The sudden end to the season wasn’t opportune for Lavey. The right-handed-hitting infielder had started all 17 of the Cardinals’ games and was batting .316 with seven doubles, a triple, a homer, 17 RBI and a .526 slugging percentage.

For his four-year career, Lavey played in 173 games, starting 143, and batted .277 with 146 hits, 83 runs, 31 doubles, three triples, eight homers, 88 RBI, 32 stolen bases, a .393 slugging percentage and a .347 on-base percentage. He also notched a .949 fielding percentage, with 275 assists to just 22 errors.

Named third-team All-Atlantic Coast Conference last year, Lavey played in two College World Series with the Cardinals, in 2017 and 2019.

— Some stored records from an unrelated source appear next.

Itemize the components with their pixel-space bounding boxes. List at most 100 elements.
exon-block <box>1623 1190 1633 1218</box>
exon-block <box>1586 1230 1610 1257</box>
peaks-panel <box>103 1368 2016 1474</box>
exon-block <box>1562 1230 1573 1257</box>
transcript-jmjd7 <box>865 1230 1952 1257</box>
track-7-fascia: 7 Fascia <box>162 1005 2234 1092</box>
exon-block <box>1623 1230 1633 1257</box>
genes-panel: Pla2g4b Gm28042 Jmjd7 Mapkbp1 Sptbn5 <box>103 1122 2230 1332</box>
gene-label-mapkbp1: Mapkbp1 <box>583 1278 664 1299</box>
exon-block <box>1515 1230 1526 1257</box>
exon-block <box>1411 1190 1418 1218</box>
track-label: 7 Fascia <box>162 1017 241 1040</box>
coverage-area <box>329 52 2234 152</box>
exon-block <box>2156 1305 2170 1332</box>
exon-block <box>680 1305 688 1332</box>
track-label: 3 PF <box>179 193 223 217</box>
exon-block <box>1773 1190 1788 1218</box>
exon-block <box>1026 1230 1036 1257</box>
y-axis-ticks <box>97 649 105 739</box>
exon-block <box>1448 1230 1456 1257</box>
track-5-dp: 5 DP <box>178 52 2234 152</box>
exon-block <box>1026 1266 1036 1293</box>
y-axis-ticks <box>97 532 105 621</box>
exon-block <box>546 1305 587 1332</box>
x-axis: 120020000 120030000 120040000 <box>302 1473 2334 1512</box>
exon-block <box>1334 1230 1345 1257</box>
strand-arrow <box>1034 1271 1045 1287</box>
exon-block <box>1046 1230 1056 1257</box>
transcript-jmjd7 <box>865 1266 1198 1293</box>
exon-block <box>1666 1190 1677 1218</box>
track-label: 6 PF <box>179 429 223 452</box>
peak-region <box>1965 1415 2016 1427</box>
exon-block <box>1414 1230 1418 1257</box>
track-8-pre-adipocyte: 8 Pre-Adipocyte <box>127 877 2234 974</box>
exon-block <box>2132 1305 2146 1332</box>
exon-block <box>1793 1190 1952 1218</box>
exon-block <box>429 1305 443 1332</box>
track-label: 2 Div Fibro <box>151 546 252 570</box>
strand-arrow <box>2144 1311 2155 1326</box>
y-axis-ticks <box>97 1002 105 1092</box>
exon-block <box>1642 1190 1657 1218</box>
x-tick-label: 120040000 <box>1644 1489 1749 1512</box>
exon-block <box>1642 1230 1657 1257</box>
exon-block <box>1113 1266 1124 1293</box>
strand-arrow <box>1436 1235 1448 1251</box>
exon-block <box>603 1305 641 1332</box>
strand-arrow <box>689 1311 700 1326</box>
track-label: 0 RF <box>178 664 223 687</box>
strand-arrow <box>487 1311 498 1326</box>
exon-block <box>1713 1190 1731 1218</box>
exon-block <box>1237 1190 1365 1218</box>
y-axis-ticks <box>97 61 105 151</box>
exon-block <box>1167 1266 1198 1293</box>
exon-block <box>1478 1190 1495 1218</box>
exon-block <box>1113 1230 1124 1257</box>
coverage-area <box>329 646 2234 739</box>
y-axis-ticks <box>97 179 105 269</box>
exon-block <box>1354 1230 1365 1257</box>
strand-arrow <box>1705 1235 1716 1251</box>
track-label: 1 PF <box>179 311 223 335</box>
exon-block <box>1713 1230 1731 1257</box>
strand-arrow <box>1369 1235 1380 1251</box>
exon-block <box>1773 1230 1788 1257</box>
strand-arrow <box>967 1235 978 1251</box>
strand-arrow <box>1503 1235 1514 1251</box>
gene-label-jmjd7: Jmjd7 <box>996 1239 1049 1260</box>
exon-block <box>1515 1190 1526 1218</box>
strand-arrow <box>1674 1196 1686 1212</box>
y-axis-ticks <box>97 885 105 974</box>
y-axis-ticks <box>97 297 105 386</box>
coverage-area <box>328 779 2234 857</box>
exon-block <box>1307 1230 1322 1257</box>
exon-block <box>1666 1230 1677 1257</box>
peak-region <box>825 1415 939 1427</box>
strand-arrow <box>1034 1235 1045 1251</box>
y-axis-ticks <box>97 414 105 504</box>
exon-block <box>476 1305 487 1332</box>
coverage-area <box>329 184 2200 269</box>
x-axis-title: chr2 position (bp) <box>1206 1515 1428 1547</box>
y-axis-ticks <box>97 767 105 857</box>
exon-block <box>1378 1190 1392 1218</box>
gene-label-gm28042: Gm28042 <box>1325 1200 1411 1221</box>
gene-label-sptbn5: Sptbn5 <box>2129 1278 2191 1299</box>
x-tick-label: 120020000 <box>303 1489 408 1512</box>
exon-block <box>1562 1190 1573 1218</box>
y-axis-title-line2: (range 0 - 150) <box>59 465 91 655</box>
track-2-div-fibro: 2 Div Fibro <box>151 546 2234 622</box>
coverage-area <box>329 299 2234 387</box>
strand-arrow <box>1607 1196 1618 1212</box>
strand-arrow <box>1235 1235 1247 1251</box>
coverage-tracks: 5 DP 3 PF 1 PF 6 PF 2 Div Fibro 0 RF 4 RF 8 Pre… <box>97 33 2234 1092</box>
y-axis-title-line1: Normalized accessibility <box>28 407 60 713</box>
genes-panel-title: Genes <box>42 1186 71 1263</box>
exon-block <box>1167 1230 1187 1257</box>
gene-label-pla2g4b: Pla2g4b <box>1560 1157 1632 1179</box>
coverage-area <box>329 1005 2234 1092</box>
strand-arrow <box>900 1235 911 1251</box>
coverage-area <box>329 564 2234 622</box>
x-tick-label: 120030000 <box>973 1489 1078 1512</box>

What he’ll do next is uncertain.

Major League Baseball changed the draft format because of the pandemic, so it will now be held as early as June 10, the original start date, or as late as July 20. More significantly, the draft can be cut from 40 rounds to just five, which would probably force Lavey to sign as an undrafted free agent if he wants to start a pro career.

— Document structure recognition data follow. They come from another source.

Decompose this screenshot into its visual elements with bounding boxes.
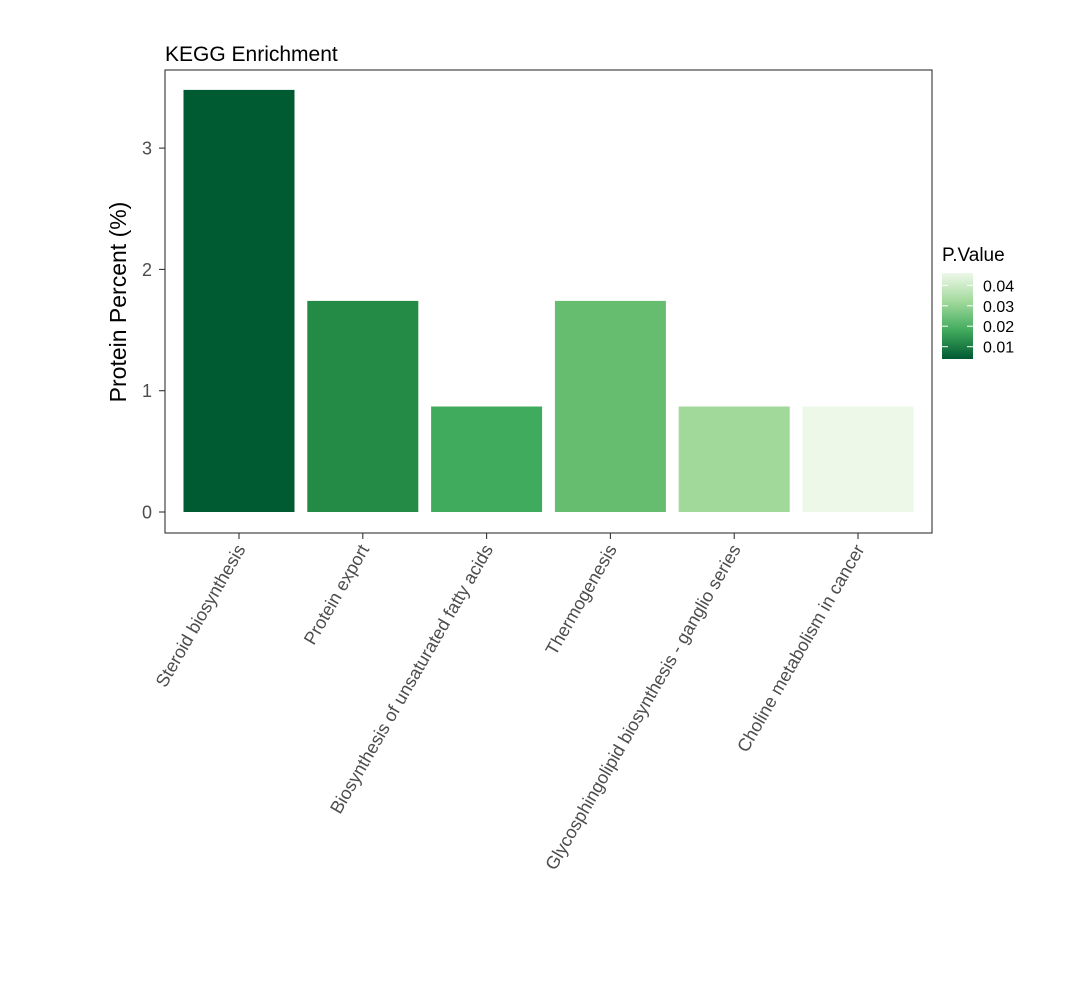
y-axis-title: Protein Percent (%) [105,202,131,403]
x-axis: Steroid biosynthesis Protein exportBiosyn… [152,533,868,873]
y-tick-label: 2 [142,260,152,280]
y-axis: 0 1 2 3 [142,139,165,523]
plot-border [164,69,933,534]
x-category-label: Choline metabolism in cancer [733,541,868,755]
legend-label: 0.04 [983,278,1014,295]
y-tick-label: 1 [142,381,152,401]
x-category-label: Thermogenesis [542,541,621,658]
legend: P.Value 0.04 0.03 0.02 0.01 [942,245,1014,359]
bar-3 [554,300,666,512]
bar-1 [307,300,419,512]
bar-2 [431,406,543,512]
y-tick-label: 3 [142,139,152,159]
x-category-label: Steroid biosynthesis [152,541,250,691]
legend-ticks: 0.04 0.03 0.02 0.01 [942,278,1014,357]
legend-label: 0.02 [983,319,1014,336]
legend-label: 0.03 [983,299,1014,316]
bar-0 [183,89,295,513]
y-tick-label: 0 [142,503,152,523]
x-category-label: Glycosphingolipid biosynthesis - ganglio… [541,541,744,873]
chart-title: KEGG Enrichment [165,43,338,66]
bar-5 [802,406,914,512]
bar-4 [678,406,790,512]
bars [183,89,914,513]
legend-title: P.Value [942,245,1005,266]
legend-colorbar [942,273,973,359]
x-category-label: Protein export [300,541,373,648]
legend-label: 0.01 [983,340,1014,357]
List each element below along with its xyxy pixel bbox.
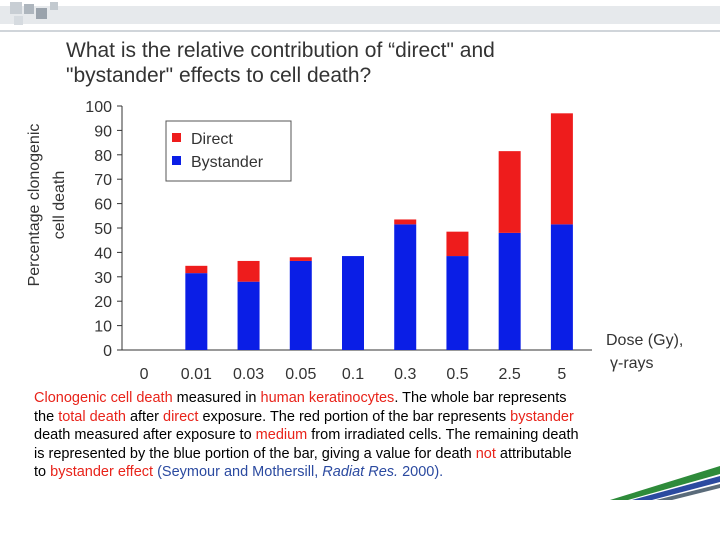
x-tick-label: 0 [140,366,149,383]
header-decoration [0,0,720,32]
bar-direct-0_03 [237,260,260,282]
bar-bystander-0_5 [446,256,469,350]
caption-term-direct: direct [163,408,199,425]
bar-direct-2_5 [498,151,521,233]
caption-term-not: not [475,445,496,462]
x-axis-label-line-2: γ-rays [610,355,654,372]
caption-text: exposure. The red portion of the bar rep… [198,408,511,425]
bar-bystander-0_1 [342,256,364,350]
caption-term-bystander: bystander [510,408,574,425]
caption-text: death measured after exposure to [34,427,256,443]
title-line-1: What is the relative contribution of “di… [66,39,495,62]
bar-direct-0_5 [446,231,469,257]
slide-title: What is the relative contribution of “di… [66,38,626,88]
x-tick-label: 2.5 [499,366,521,383]
logo-swoosh [610,466,720,500]
bar-direct-5 [550,113,573,225]
caption-text: the [34,408,59,425]
legend-label-bystander: Bystander [191,154,264,171]
y-tick-label: 10 [94,319,112,336]
bar-bystander-0_05 [289,260,312,350]
bar-direct-0_3 [394,219,417,225]
y-tick-label: 70 [94,172,112,189]
y-tick-label: 30 [94,270,112,287]
caption-term-total-death: total death [58,408,126,425]
legend-swatch-direct [172,133,181,142]
y-tick-label: 50 [94,221,112,238]
y-tick-label: 100 [85,99,112,116]
bar-bystander-5 [550,224,573,350]
figure-caption: Clonogenic cell death measured in human … [34,389,698,482]
x-tick-label: 5 [557,366,566,383]
x-tick-label: 0.1 [342,366,364,383]
y-axis-label-line-2: cell death [51,171,68,240]
caption-text: after [125,408,163,425]
bar-bystander-0_03 [237,281,260,350]
bar-bystander-0_01 [185,273,208,350]
legend-label-direct: Direct [191,131,233,148]
x-tick-label: 0.03 [233,366,264,383]
legend-swatch-bystander [172,156,181,165]
bar-direct-0_01 [185,265,208,274]
title-line-2: "bystander" effects to cell death? [66,64,372,87]
y-tick-label: 60 [94,197,112,214]
y-tick-label: 90 [94,123,112,140]
caption-journal: Radiat Res. [322,464,399,480]
x-tick-label: 0.05 [285,366,316,383]
bar-bystander-0_3 [394,224,417,350]
bar-direct-0_05 [289,257,312,261]
x-tick-label: 0.01 [181,366,212,383]
y-axis-label-line-1: Percentage clonogenic [26,124,43,287]
caption-term-medium: medium [255,427,308,443]
legend: Direct Bystander [165,120,292,182]
x-tick-label: 0.3 [394,366,416,383]
caption-text: to [34,464,51,480]
caption-text: is represented by the blue portion of th… [34,445,476,462]
y-tick-label: 40 [94,245,112,262]
y-tick-label: 0 [103,343,112,360]
caption-text: . The whole bar represents [394,390,567,406]
caption-citation-year: 2000). [398,464,444,480]
bar-bystander-2_5 [498,232,521,350]
x-tick-label: 0.5 [446,366,468,383]
caption-citation: (Seymour and Mothersill, [153,464,323,480]
caption-term-bystander-effect: bystander effect [50,464,154,480]
x-axis-label-line-1: Dose (Gy), [606,332,683,349]
caption-text: from irradiated cells. The remaining dea… [307,427,579,443]
caption-term-keratinocytes: human keratinocytes [260,390,395,406]
y-tick-label: 80 [94,148,112,165]
caption-term-clonogenic: Clonogenic cell death [34,390,173,406]
caption-text: attributable [495,445,572,462]
y-tick-label: 20 [94,294,112,311]
caption-text: measured in [172,390,261,406]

Lavey has already been drafted once, in the 39th round out of high school by the Chicago White Sox. The decision to honor his scholarship at Louisville and pass up the small salary offered to 39th-round picks was pretty easy then, but Lavey was not drafted when he was eligible again as a junior.

Lavey said he has the same adviser — who can become his agent if he turns pro — as he did out of high school, but right now he’s not sure which teams may be interested.

“I’m not sure, really,” Lavey said. “They don’t really talk about it that much. It’s kind of just getting to know you.”

Draft prospects obviously can’t go through team workouts now, but Lavey has had advantages in terms of exposure.

For one, Louisville is one of the top programs in the country and draws a lot of attention. The Cardinals held their version of a pro day right before the season started and host scouts to meet with certain players.

Louisville also features left-handed pitcher Reid Detmers, a junior who was ranked No. 14 in the latest mlb.com draft prospect rankings.

“They usually follow the big-name pitchers, scouts do, so we have the best pitcher in the country this year, Reid Detmers, so there was national cross-checkers and everything at our games early on, which is good,” Lavey said. “Those are like the big-name people that see you. So having those (scouts) at the games in the beginning of the year is nice.

“You get seen and stuff, and then they have like videos and stuff they can go through. They can go and watch old games.”

In the meantime, as one of the Cardinals’ leaders, Lavey has worked to keep the team together any way possible and to help teammates who ask for it. Still in Louisville, he’s been working out at home and playing catch with teammates who live in the same on-campus housing.

“Once it actually got shut down (for the season), it was just a really confusing time,” Lavey said. “Nobody’s gone through it, so nobody really knew what was going to happen. It was just a very confusing time, but we stuck together as a team. We made sure everybody was all right. Coach Mac reached out, sending texts and stuff, motivating guys. Nothing changed from our culture, just we weren’t playing, pretty much. ... All the guys stayed together and stuff, so that was cool.

“... Just texting guys, seeing what their plans are and seeing if I could help them out. Being an older guy, you have that experience that some of the younger guys may not have. If they have some questions they’d like to ask, it’s just nice to be there for them.”

As for the frustration of seeing his own college career end suddenly, Lavey used a baseball metaphor to reconcile with that.

“It’s just life,” he said. “It’ll throw you curveballs. You never know what can happen. Honestly, for me, this has taught me just don’t take any game for granted.

“... Just playing every game like it’s your last and enjoying every moment, because little things that may seem bad in the moment aren’t really that bad, and you’re always going to have an opportunity to redeem yourself.”